Routine and structure
To give kids some stability routine is useful. And with the return to learning in person, it’s sensible to prepare children for the change of pace this will bring. Shift bedtimes back to normal school night routine, and begin to introduce more structure to the day at home to reflect what life will be like when they are back full time in school. If your family has slipped into the habit of not getting dressed til the afternoon, or not preparing for the day ahead in the same way you would when everyone actually has to leave the house, now’s the time to get used to the morning rush again. Better to do it now so that the first day of school isn’t such a shock to the system!
Talk it over
Encourage resilience in your child by keeping lines of communication open and normalising any worries they may have. After all, they are not alone – there can’t be many people who have faced a global pandemic without some level of anxiety. Create opportunities for them to open up to you about how they are feeling, whether that’s around the table, when you are in the car, or doing something fun together. Make sure your kids know that you take their worries seriously – don’t just brush over them as unimportant. It is also crucial not to put your expectations on to them by saying “won’t it be fantastic to get back to school?” as this may not be how they are feeling about it. One thing that can be reassuring for children to know is that the majority of children on the planet have had to ensure a similar break from normal school, and that most of them will also be feeling anxiety or at least a few wobbles in the run up to returning.

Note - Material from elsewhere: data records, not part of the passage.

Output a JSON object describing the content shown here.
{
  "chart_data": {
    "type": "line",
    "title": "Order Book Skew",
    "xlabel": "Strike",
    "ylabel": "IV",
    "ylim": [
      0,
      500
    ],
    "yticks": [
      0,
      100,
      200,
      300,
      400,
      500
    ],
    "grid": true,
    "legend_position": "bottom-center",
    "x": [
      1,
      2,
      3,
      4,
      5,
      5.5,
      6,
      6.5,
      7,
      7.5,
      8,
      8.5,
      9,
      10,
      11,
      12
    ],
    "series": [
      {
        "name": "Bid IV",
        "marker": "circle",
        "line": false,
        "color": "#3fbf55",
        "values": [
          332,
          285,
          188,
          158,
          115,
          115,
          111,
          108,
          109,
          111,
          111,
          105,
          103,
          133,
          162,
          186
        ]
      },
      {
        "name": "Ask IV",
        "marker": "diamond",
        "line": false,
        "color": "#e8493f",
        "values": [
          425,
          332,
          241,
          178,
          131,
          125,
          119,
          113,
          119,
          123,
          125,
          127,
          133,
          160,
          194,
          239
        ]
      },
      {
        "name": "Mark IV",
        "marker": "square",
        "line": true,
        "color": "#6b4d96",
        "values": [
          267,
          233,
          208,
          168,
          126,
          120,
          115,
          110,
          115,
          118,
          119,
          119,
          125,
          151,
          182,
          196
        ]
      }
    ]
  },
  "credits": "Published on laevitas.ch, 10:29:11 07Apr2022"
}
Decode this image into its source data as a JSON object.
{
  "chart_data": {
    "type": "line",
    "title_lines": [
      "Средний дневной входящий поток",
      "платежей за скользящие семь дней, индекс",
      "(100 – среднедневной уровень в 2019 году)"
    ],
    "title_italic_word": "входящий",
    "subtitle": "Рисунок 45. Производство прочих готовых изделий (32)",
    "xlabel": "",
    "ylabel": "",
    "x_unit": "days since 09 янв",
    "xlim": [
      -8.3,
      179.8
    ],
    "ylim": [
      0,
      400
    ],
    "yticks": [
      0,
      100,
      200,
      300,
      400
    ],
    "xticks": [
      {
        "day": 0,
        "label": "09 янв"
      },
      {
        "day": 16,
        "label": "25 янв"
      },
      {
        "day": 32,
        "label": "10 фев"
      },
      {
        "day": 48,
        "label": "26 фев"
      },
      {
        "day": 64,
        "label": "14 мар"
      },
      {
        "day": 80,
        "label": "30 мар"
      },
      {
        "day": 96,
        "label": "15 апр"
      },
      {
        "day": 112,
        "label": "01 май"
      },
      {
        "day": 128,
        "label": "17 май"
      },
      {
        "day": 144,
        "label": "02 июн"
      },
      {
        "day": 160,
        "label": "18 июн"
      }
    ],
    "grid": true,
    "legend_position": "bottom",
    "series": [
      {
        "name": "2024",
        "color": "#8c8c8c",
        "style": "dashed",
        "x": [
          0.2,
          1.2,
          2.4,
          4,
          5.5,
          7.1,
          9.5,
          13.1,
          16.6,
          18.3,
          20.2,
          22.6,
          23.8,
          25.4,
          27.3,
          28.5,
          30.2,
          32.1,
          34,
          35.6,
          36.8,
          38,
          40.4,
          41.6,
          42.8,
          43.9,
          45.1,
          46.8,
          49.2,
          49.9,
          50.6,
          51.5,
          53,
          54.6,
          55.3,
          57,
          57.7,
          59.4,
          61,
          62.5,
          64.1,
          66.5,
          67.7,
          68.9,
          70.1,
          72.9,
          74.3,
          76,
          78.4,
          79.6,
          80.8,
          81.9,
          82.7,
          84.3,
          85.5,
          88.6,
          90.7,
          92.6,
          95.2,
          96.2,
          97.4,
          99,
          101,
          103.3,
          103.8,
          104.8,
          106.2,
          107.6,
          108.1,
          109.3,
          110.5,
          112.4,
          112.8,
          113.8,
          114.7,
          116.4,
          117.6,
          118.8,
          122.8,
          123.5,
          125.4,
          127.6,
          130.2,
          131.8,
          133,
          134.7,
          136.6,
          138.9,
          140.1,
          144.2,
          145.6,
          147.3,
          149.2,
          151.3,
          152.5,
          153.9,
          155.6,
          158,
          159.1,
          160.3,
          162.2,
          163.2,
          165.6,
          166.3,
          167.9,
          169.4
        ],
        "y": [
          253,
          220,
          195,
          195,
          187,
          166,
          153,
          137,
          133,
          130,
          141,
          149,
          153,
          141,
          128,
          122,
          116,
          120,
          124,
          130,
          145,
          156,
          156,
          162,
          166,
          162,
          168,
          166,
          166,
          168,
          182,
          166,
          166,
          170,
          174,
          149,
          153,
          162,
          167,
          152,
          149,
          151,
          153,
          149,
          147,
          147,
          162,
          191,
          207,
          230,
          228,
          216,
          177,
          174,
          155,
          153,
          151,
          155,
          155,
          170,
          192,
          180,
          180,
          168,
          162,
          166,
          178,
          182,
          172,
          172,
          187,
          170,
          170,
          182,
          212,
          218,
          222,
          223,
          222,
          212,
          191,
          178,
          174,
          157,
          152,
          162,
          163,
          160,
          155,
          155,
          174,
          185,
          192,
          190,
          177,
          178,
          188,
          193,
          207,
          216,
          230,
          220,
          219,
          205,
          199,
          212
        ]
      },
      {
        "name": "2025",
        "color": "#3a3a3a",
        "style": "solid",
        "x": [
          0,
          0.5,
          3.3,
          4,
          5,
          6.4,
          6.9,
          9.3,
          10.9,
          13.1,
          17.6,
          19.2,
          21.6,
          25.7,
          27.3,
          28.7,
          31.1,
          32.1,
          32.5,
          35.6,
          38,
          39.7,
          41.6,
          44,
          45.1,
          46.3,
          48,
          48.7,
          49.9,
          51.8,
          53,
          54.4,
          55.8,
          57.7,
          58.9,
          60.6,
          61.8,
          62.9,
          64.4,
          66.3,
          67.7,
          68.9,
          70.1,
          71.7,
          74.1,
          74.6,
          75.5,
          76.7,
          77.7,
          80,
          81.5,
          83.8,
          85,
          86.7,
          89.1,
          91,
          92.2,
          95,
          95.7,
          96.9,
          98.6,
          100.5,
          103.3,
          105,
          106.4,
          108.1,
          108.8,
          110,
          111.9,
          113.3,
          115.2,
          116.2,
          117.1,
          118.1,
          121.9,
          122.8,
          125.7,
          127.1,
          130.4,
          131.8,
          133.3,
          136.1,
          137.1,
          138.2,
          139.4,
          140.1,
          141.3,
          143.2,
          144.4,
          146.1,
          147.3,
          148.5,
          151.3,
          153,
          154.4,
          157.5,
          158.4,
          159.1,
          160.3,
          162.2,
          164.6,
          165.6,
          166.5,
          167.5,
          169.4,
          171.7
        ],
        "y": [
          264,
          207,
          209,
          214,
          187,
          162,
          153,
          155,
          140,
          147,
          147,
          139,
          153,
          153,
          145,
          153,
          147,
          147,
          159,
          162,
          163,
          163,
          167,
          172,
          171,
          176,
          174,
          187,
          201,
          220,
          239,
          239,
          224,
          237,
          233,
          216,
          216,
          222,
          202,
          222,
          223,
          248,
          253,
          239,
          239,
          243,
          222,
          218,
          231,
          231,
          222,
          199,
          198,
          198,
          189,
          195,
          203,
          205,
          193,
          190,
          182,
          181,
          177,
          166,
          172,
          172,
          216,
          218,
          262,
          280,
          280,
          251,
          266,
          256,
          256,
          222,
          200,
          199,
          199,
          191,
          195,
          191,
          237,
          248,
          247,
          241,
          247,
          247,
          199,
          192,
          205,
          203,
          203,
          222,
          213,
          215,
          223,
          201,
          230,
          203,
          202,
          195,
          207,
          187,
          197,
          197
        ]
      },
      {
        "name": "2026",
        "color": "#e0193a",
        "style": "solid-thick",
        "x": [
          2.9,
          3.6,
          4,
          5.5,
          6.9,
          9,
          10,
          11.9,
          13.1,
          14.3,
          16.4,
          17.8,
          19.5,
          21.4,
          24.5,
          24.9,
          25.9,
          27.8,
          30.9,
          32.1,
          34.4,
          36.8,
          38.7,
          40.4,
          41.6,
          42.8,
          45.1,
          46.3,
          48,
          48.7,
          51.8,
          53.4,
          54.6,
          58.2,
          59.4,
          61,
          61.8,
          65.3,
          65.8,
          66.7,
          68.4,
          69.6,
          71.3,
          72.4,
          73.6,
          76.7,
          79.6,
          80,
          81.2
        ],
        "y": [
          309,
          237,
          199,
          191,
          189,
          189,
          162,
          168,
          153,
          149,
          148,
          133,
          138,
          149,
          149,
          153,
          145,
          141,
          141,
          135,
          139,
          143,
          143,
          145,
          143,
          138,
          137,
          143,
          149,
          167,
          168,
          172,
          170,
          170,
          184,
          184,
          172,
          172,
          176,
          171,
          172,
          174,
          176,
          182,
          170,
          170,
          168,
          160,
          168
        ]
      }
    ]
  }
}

Strategies to help anxious children
If you are concerned that your child will find the transition back to in-person school especially challenging, talk to the teachers and school leaders so they are aware and can offer extra support. Meanwhile you can arm your child with some tools to help them cope if they feel overwhelmed. One of the best ways to stem an anxiety attack is to ground yourself in the present and focus on only the things that are around you in that moment. So practise with your child how to achieve this. Notice and put into words five things you can see, four things you can touch, three things you can hear, two things you can smell and one that you can taste. Breathing exercises can be effective at bringing the focus back to the body and into the present. Taking a break to do some physical exercise can help disperse anxiety, but obviously the school staff would need to facilitate this as appropriate.
Practise school skills
Your child hasn’t been socialising as much as usual, so where possible it’s a good idea to arrange for them to spend time with friends before school reopens. This will remind them of certain skills that might be rusty after staying apart for so long, and will increase the sense of familiarity on the first day. After so much screen based learning, practical school skills such as writing and concentrating for extended periods may not be fresh. Perhaps build a little bit of fun practise (writing and carrying out quizzes, treasure hunts etc) into the week prior to returning to school just to flex those muscles ready for the return.